Filthiness and foolish talking certainly do not “fit,” are not “suitable,” and are not “appropriate,” but what about “jesting”?  Does jesting consist of “idle words”?  Jesting is “to be playful in speech and actions; to joke” (Webster).

As the word “convenient” had a different meaning 300 years ago, so did “jesting.”  Paul’s inspired word eutrapelia, translated in the KJV as “jesting,” had two meanings 300 years ago:  (1) “pleasantry, humor, facetiousness” and (2) “in a bad sense, scurrility, ribaldry, low jesting” (Thayer).  Facetiousness is “lightly joking” (Webster).  Scurrility is “indecent language; vulgar” (Webster).  Ribaldry is “coarse joking or mocking; offensive, irreverent, or vulgar in language” (Webster).

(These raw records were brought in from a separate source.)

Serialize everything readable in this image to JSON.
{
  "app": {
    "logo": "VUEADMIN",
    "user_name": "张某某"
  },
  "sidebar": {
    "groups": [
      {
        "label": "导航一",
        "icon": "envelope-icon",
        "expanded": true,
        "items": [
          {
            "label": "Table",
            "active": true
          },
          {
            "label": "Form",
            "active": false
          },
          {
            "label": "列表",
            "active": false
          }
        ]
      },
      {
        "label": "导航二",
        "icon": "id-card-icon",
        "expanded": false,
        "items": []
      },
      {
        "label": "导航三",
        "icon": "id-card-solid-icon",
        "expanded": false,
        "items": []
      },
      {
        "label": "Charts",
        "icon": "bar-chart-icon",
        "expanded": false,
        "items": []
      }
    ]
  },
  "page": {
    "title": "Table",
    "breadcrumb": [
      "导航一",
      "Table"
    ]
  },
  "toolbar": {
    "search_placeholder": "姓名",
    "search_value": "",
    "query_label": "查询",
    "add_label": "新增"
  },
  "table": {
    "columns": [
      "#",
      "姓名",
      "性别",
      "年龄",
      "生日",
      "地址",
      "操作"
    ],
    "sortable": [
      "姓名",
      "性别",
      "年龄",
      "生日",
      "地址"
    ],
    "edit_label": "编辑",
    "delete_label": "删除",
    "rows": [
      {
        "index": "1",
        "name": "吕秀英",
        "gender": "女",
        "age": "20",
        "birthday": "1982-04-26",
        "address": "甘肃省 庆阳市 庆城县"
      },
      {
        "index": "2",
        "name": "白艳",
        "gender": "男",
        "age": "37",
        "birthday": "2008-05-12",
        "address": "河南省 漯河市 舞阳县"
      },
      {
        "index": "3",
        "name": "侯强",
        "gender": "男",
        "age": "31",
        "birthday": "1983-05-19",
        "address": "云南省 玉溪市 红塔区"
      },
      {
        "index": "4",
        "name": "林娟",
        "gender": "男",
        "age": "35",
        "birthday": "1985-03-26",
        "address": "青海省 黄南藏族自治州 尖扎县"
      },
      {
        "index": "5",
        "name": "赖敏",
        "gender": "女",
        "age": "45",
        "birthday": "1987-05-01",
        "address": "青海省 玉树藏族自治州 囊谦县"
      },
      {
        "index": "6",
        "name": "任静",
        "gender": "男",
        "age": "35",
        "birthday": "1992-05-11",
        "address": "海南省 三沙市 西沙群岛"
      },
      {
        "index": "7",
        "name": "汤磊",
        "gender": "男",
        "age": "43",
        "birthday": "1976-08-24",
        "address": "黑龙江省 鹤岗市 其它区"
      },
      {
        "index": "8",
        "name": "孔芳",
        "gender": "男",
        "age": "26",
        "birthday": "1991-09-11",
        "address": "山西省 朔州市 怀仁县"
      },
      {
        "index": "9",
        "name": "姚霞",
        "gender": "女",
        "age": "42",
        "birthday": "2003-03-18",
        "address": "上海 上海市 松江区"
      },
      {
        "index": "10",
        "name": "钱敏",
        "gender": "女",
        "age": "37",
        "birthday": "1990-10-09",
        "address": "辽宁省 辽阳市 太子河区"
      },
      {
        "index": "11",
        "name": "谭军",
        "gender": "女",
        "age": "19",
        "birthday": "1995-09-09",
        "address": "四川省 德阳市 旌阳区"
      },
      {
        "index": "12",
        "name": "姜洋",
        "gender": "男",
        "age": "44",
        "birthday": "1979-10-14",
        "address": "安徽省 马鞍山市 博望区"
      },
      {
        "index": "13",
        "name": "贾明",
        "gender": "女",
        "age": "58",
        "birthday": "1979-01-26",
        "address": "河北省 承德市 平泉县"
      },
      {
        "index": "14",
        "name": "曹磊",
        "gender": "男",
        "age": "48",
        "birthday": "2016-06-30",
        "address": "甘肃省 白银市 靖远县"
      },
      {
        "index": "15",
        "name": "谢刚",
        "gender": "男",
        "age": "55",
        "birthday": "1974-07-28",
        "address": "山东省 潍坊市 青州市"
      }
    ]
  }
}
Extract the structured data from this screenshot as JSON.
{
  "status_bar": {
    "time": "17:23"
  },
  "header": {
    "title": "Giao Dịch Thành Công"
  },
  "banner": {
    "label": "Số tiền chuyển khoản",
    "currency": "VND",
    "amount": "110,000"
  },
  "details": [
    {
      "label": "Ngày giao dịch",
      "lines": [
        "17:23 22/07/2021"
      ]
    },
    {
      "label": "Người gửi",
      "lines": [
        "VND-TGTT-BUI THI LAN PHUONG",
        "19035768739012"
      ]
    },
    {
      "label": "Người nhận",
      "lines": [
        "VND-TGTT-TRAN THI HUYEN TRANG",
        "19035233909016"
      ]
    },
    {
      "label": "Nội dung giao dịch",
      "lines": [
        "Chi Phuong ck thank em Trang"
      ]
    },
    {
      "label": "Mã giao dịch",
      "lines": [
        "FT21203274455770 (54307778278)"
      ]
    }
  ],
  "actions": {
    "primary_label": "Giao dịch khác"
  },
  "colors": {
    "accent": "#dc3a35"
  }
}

Eutrapelia is either “wit, liveliness, politeness” or “coarse jesting, ribaldry” (GREEK DICTIONARY).  Eutrapelia was used “mostly in a good sense:  ‘witticisms,’ ‘facetiousness,’ “ but “in our literature only in a bad sense, coarse jesting” (Bauer-Gingrich-Danker).

Certainly Paul used the word “in a bad sense, coarse jesting.”  This means that the King James translators made a mistake in saying that Paul condemned “jesting,” a word that now only means “being playful, joking.” Thus Paul’s use of the word did not condemn “pleasantry, humor” (Thayer), nor “wit, liveliness, politeness” (GREEK DICTIONARY), but his use of the word was to condemn coarse jesting.

Words of pleasantry, humor, wit, liveliness, and politeness are not idle, useless, worthless.  Solomon wrote:

 

A joyful heart puts a smile on the face, but pain in the heart crushes the spirit (Proverbs 15:13).

A cheerful heart is good medicine, while a crushed spirit dries up the bones (Proverbs 17:22).

 

Clean jesting, causing a laugh, is not idle.  Jesting is “to be playful in speech and actions; to joke” (Webster).  A joke is

 

1.  anything said or done to arouse laughter; funny anecdote; witty, amusing remark; amusing trick played on someone.

2.  something not meant to be taken seriously; thing done or said in fun (Webster).

 

It follows therefore that no word is idle if there is a good, wholesome purpose back of it, whether serious or in fun.